I was struck by one significant (and yet fairly uncommon) word that Paul used:

1 Timothy 1:1 Paul, an apostle of Christ Jesus according to the commandment of God our Savior, and of Christ Jesus, who is our hope;

What struck me this morning is that this word for "the commandment" is the Greek epitagein which means "authority or command." It is a very strong word. It is a military term that is not found very often in the NT.

It is also found in 2 Timothy 2:15 after a marvelous discourse on the Gospel and how we as believers are awaiting the "blessed hope" of our Savior who gave Himself on behalf of us to redeem us from every lawless deed, etc. Then after that wonderful Gospel presentation, Paul tells Titus:

Titus 2:15 15 These things speak and exhort and reprove with all authority. Let no one disregard you.

The word here in Titus 2:15 for "authority" is that same word epitagein. Paul had this authority of God Himself behind Him in his writing of this letter.

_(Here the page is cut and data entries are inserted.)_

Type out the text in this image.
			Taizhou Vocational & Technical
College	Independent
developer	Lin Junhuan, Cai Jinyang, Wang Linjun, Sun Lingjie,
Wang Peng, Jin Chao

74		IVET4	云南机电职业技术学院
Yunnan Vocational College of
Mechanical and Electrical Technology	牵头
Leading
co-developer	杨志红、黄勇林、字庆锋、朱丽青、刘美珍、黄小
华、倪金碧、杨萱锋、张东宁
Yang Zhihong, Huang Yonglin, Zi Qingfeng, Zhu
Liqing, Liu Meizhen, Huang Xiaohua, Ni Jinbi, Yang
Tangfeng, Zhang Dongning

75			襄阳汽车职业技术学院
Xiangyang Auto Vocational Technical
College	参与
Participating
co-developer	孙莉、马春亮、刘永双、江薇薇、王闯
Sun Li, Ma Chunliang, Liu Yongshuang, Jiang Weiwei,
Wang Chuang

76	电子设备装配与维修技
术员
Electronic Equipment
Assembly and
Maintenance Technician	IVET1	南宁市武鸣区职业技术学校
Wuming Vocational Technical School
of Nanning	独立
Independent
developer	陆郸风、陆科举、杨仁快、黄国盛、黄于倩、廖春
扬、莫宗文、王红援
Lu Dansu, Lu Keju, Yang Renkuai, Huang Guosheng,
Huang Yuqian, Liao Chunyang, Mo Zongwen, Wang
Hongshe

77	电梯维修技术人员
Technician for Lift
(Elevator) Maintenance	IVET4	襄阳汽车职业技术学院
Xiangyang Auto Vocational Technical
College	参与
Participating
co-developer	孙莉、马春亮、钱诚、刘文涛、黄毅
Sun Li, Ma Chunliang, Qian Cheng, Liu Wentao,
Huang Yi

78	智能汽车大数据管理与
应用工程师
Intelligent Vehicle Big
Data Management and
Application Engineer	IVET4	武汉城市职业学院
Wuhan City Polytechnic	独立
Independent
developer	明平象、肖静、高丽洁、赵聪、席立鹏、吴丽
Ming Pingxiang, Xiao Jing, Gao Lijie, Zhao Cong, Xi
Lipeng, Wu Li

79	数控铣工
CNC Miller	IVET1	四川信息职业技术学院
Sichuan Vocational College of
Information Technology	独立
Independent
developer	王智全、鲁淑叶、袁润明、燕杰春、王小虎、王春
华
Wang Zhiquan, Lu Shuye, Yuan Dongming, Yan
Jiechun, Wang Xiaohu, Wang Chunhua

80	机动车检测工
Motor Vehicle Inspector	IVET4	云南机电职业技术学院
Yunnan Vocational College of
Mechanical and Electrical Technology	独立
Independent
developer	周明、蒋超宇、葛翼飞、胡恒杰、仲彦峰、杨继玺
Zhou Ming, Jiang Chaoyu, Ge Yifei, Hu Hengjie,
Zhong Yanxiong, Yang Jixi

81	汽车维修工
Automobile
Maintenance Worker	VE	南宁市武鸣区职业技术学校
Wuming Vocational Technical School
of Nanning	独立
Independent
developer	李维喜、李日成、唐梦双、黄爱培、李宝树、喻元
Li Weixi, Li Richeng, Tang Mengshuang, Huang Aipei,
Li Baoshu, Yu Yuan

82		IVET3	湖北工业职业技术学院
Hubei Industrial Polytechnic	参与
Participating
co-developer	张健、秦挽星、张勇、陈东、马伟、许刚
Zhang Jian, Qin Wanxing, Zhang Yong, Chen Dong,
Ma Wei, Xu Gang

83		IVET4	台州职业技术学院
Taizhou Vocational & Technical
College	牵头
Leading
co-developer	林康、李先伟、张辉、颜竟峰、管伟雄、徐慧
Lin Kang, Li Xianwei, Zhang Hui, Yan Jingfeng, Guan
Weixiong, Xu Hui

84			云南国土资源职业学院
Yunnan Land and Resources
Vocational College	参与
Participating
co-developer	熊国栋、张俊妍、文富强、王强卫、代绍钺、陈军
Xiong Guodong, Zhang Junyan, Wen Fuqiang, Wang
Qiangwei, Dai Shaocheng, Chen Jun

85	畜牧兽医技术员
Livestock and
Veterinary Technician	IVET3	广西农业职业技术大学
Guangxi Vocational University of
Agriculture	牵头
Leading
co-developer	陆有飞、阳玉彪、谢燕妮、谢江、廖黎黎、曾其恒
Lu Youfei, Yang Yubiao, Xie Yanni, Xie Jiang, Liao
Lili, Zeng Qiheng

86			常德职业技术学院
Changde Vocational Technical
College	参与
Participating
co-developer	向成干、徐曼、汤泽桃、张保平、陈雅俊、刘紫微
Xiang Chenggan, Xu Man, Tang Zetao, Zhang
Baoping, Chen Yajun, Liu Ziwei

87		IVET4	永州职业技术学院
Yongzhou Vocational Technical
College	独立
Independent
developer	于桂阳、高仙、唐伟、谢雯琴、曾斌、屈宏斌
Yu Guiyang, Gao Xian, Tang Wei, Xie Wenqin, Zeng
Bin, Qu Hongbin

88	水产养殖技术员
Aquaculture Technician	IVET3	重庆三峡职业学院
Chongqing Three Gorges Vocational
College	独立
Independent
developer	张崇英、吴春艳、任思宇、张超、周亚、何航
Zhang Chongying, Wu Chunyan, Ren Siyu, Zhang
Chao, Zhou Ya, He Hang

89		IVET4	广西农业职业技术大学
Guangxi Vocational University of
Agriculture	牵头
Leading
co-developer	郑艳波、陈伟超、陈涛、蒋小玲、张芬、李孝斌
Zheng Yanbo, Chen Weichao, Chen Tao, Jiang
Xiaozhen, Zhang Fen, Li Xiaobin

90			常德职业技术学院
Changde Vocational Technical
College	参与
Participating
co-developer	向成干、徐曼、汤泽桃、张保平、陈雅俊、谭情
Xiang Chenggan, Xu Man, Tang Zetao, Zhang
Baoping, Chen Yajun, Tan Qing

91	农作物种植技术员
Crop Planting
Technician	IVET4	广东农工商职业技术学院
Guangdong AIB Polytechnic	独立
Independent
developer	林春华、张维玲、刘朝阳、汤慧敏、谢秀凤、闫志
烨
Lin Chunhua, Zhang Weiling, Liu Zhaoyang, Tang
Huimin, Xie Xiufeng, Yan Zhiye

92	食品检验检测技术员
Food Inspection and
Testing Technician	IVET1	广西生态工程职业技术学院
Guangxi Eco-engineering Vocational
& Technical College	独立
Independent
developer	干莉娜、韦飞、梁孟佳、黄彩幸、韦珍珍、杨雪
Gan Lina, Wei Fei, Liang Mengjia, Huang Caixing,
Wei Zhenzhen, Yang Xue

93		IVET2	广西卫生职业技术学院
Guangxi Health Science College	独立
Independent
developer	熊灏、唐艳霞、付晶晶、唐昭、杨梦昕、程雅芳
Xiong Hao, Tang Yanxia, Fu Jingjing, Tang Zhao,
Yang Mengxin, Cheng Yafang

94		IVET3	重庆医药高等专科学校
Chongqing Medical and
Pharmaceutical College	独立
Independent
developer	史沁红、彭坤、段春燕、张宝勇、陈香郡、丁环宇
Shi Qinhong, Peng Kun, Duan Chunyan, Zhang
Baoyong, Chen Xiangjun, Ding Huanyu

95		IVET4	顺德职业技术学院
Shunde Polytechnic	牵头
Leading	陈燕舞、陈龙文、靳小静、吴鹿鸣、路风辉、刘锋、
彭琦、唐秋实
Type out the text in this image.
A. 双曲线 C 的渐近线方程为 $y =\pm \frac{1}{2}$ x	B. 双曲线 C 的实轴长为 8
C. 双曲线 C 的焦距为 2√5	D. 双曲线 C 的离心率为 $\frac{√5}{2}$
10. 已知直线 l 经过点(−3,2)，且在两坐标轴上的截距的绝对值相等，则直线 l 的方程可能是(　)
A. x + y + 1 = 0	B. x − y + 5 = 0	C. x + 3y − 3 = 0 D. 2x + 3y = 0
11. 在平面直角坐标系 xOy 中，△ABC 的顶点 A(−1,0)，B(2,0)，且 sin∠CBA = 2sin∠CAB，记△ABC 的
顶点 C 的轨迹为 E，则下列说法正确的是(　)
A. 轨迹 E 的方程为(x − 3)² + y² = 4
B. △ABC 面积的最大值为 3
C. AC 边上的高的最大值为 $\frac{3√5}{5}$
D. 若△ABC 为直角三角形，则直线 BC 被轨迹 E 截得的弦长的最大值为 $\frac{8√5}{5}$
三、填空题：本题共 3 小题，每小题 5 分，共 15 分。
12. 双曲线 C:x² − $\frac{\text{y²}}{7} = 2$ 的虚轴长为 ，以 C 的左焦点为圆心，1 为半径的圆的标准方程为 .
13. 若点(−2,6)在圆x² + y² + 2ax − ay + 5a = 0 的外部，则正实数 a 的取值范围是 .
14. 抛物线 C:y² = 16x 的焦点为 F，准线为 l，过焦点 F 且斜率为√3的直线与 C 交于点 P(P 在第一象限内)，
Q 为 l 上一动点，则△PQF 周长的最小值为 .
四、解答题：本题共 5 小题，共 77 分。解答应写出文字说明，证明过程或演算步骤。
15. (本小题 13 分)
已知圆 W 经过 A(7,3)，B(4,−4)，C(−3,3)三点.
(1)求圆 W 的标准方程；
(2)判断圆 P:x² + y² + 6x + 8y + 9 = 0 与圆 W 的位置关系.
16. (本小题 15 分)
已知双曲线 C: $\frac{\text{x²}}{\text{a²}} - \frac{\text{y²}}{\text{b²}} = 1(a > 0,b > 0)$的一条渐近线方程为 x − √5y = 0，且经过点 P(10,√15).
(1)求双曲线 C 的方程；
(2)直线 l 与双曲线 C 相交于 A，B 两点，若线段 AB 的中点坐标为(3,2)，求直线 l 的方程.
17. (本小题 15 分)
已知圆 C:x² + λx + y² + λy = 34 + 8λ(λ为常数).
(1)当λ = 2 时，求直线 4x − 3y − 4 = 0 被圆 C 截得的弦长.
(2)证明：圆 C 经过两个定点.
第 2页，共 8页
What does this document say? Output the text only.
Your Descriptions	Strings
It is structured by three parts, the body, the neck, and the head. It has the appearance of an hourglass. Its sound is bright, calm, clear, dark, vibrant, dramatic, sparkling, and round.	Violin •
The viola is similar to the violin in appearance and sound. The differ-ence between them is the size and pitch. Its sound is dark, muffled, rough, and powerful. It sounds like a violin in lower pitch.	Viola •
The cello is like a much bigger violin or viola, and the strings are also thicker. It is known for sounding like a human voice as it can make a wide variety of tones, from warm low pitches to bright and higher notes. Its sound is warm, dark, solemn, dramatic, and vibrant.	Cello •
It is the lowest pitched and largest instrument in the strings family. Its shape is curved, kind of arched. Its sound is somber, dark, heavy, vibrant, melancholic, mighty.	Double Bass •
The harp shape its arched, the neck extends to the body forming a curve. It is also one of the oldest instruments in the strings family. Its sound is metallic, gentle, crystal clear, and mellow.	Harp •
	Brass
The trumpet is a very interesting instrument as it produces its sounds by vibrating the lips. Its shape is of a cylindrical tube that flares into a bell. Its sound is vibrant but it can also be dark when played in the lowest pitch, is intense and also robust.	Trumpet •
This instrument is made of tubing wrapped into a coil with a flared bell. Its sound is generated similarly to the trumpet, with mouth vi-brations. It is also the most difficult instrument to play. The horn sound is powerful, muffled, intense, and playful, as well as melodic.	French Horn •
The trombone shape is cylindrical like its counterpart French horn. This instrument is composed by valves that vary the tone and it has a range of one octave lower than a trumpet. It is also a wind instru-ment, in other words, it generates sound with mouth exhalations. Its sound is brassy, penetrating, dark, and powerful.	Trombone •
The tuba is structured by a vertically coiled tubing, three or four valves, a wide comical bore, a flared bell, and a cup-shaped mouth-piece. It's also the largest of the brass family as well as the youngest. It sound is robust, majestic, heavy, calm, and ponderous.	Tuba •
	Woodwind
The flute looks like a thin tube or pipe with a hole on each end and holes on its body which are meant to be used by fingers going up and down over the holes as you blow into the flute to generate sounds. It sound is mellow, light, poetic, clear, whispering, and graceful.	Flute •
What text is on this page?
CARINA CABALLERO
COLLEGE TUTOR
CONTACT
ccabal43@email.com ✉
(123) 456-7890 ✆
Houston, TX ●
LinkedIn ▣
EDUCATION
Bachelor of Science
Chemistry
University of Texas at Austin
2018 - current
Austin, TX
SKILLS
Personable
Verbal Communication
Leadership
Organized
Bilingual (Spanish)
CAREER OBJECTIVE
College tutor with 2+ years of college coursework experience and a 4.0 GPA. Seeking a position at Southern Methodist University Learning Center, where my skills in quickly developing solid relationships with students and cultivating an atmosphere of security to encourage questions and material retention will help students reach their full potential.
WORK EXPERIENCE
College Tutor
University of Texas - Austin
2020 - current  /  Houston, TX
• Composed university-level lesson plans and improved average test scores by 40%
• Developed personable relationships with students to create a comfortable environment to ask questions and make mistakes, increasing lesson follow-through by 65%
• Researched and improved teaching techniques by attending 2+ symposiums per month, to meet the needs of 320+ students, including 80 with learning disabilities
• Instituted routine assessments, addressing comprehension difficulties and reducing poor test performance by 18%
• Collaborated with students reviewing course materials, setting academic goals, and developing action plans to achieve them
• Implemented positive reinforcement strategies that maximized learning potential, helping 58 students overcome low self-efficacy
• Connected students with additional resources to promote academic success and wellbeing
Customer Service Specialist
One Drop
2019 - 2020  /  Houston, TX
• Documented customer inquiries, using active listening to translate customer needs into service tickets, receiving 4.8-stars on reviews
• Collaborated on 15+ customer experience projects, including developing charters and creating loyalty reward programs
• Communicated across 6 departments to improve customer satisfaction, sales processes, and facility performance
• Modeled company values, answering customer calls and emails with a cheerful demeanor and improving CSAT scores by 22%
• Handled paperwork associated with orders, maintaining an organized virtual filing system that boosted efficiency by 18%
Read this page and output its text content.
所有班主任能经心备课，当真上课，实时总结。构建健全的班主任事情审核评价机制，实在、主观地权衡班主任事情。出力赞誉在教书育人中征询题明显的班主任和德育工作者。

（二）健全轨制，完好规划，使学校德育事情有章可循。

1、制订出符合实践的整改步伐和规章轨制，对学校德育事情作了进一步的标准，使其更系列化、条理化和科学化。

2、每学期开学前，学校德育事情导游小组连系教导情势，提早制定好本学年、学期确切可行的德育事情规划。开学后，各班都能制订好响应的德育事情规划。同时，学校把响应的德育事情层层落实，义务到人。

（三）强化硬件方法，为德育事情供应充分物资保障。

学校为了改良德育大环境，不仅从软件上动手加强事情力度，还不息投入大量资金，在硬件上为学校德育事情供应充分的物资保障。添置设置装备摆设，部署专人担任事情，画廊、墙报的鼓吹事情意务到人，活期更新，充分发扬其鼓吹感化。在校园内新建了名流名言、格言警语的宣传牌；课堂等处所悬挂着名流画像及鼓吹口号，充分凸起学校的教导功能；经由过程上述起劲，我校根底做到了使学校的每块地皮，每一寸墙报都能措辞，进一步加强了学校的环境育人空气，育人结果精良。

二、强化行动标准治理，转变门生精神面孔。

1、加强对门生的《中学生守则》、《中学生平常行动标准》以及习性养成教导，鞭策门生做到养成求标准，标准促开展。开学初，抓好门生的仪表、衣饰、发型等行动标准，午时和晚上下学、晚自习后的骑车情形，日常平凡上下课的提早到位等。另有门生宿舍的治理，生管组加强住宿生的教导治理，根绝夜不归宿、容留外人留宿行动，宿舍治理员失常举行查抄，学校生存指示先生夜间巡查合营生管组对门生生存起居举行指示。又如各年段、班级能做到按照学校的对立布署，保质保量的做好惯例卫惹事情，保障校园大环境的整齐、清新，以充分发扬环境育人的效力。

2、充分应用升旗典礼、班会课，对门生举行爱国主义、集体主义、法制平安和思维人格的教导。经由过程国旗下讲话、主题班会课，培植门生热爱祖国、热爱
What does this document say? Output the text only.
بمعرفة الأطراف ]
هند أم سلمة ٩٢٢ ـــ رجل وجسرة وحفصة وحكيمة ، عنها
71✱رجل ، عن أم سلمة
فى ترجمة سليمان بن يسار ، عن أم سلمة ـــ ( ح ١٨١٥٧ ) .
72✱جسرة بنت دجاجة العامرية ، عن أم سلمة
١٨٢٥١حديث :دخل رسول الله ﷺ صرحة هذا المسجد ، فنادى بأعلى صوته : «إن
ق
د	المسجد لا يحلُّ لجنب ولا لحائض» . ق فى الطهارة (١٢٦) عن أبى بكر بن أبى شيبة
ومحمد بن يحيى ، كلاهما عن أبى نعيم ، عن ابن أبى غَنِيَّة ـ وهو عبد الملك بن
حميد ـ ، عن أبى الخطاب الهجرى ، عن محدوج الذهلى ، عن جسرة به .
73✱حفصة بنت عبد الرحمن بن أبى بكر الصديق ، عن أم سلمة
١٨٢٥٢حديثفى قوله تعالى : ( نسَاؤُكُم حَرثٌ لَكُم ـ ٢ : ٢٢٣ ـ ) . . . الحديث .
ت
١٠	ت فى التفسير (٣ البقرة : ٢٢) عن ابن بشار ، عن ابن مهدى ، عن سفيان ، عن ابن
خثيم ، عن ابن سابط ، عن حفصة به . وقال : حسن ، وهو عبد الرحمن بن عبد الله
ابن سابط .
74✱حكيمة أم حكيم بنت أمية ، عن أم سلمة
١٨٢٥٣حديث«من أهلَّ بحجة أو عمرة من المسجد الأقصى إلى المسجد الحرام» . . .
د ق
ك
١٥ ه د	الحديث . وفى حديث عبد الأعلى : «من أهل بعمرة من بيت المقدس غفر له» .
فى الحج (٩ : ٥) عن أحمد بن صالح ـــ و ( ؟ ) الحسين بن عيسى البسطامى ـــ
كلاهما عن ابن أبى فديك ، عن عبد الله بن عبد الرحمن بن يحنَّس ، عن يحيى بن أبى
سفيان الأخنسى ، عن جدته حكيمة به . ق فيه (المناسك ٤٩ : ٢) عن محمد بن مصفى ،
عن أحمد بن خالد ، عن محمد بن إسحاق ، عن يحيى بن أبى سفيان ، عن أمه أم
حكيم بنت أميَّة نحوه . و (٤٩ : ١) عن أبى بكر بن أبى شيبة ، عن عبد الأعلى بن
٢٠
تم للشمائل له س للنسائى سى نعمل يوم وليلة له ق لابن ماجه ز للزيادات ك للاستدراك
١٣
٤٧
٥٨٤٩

What a marvelous thought to ponder. That we have the very letter that Paul wrote with the absolute and full Divine authority behind him in every letter that he wrote. How amazing. May we as pastors heed this command know that when we are behind the pulpit preaching the Word of God that we must preach and teach with all authority (epitagein) understanding that we are heralding the Divine Words of God. This is a supernatural calling. May we be found faithful.